Even if defendant forfeited his right to raise a substantial evidence challenge, our factual recitation above demonstrates there is substantial evidence to support the finding that he currently suffers from a mental disorder. By denying the People's experts the ability to obtain any relevant information from him after 2018, defendant has forfeited any claim that their opinions fail to take into account any such information, or that the court erred in relying on their opinions in concluding he currently suffers from a mental disorder.
2. Substantial Evidence Supports the Court's Decision
In urging us to conclude there is insufficient evidence supporting the trial court's finding he is an SVP, defendant makes two arguments. He contends the evidence does not support the finding he currently suffers from a mental disorder that predisposes him to commit sexual offenses or the finding he currently presents a serious and well-founded risk of reoffending. We disagree."' "A reversal for insufficient evidence "is unwarranted unless it appears 'that upon no hypothesis whatever is there sufficient substantial evidence to support'" '" the verdict. (People v. Manibusan (2013) 58 Cal.4th 40, 87.)
The record here contains substantial, overwhelming evidence, including extensive testimony from two qualified experts, regarding defendant's current mental disorders that predispose him to committing violent sexual offenses and the current risk he presents to the health and safety of others within the meaning of the SVP Act. The trial court's 46-page decision set forth in detail its reasons for finding the testimony of the People's experts was more credible and persuasive than the defense expert on those issues. The court made specific findings on the qualifying offenses, defendant's current mental disorders, the factors evidencing defendant's volitional and emotional impairment, his likelihood of reoffending, and his failure to meaningfully participate in treatment or have any identified exit plan.

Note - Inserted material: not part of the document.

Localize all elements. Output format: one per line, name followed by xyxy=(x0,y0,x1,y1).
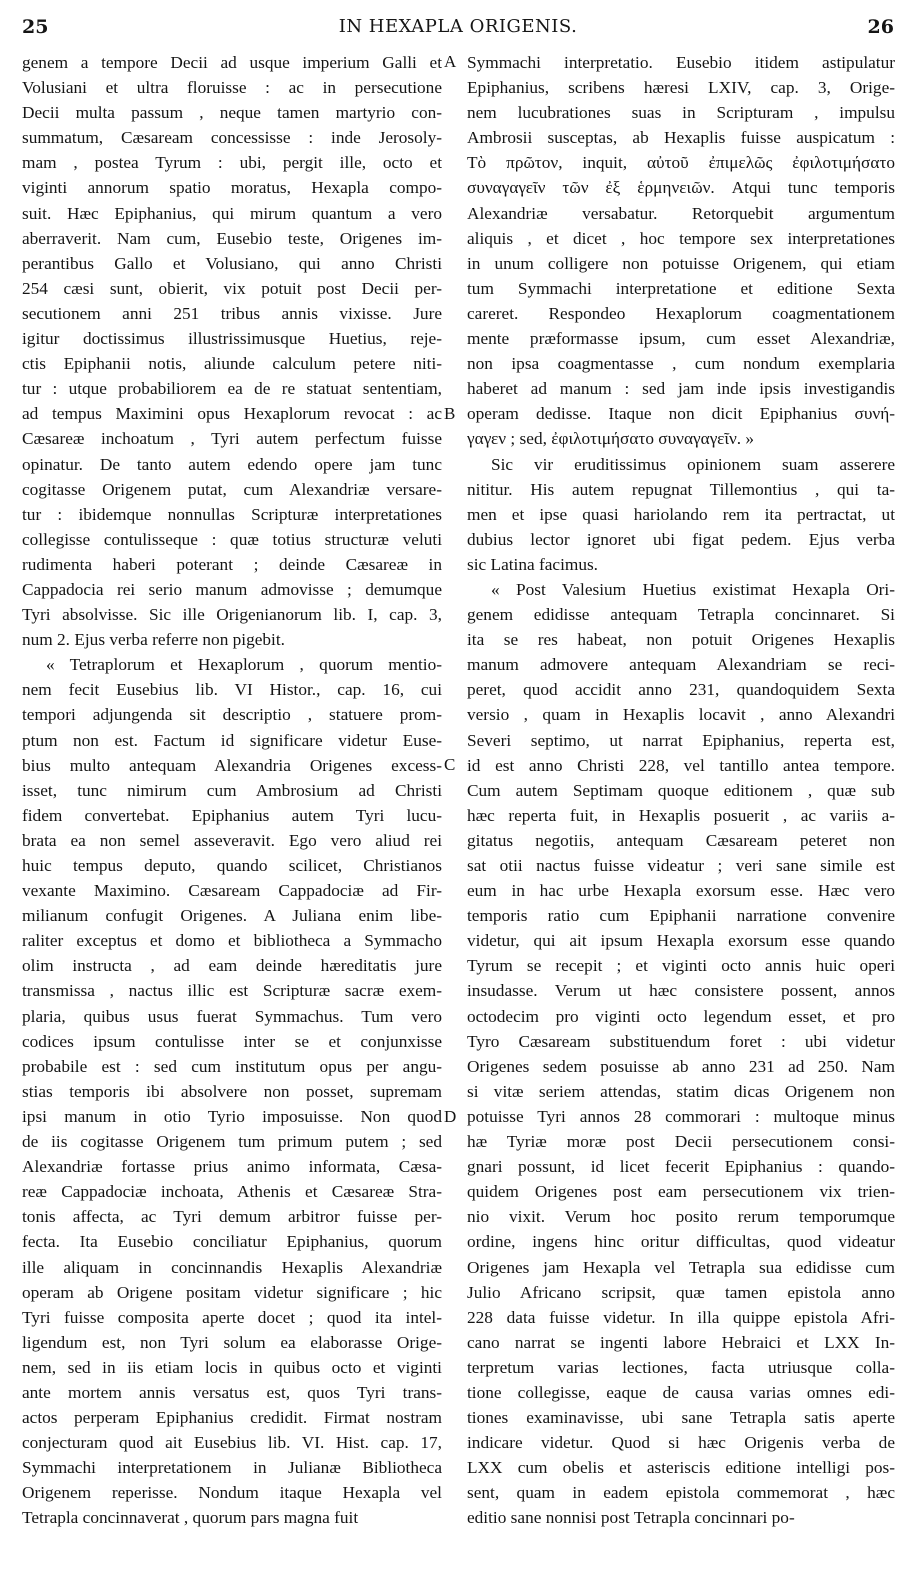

Defendant focused a good portion of his argument on his current age and cited to three cases which he argues show a "recent trend" acknowledging the significance of the decreased risk associated with older sex offenders. None of those cases holds that old age is dispositive in risk assessment. The law remains unchanged that age is but one of the relevant factors to be taken into consideration. (People v. Hoffman (2021) 61 Cal.App.5th 976, 979 [rejecting substantial evidence challenge by 74-year-old sex offender where three experts opined he still posed a serious and well-founded risk of reoffending].) Dr. Patterson and Dr. Vorwek both acknowledged defendant's age. They also explained, and the trial court credited their opinions, that defendant's age is not dispositive in assessing risk and explained the other relevant risk factors that demonstrated defendant's level of risk of reoffending.
DISPOSITION
The trial court's decision sustaining the petition pursuant to Welfare and Institutions Code section 6600, finding defendant to be a sexually violent predator, and committing him to the custody of the Department of State Hospitals for an indefinite term is affirmed.
WE CONCUR: STRATTON, P.J., WILEY, J.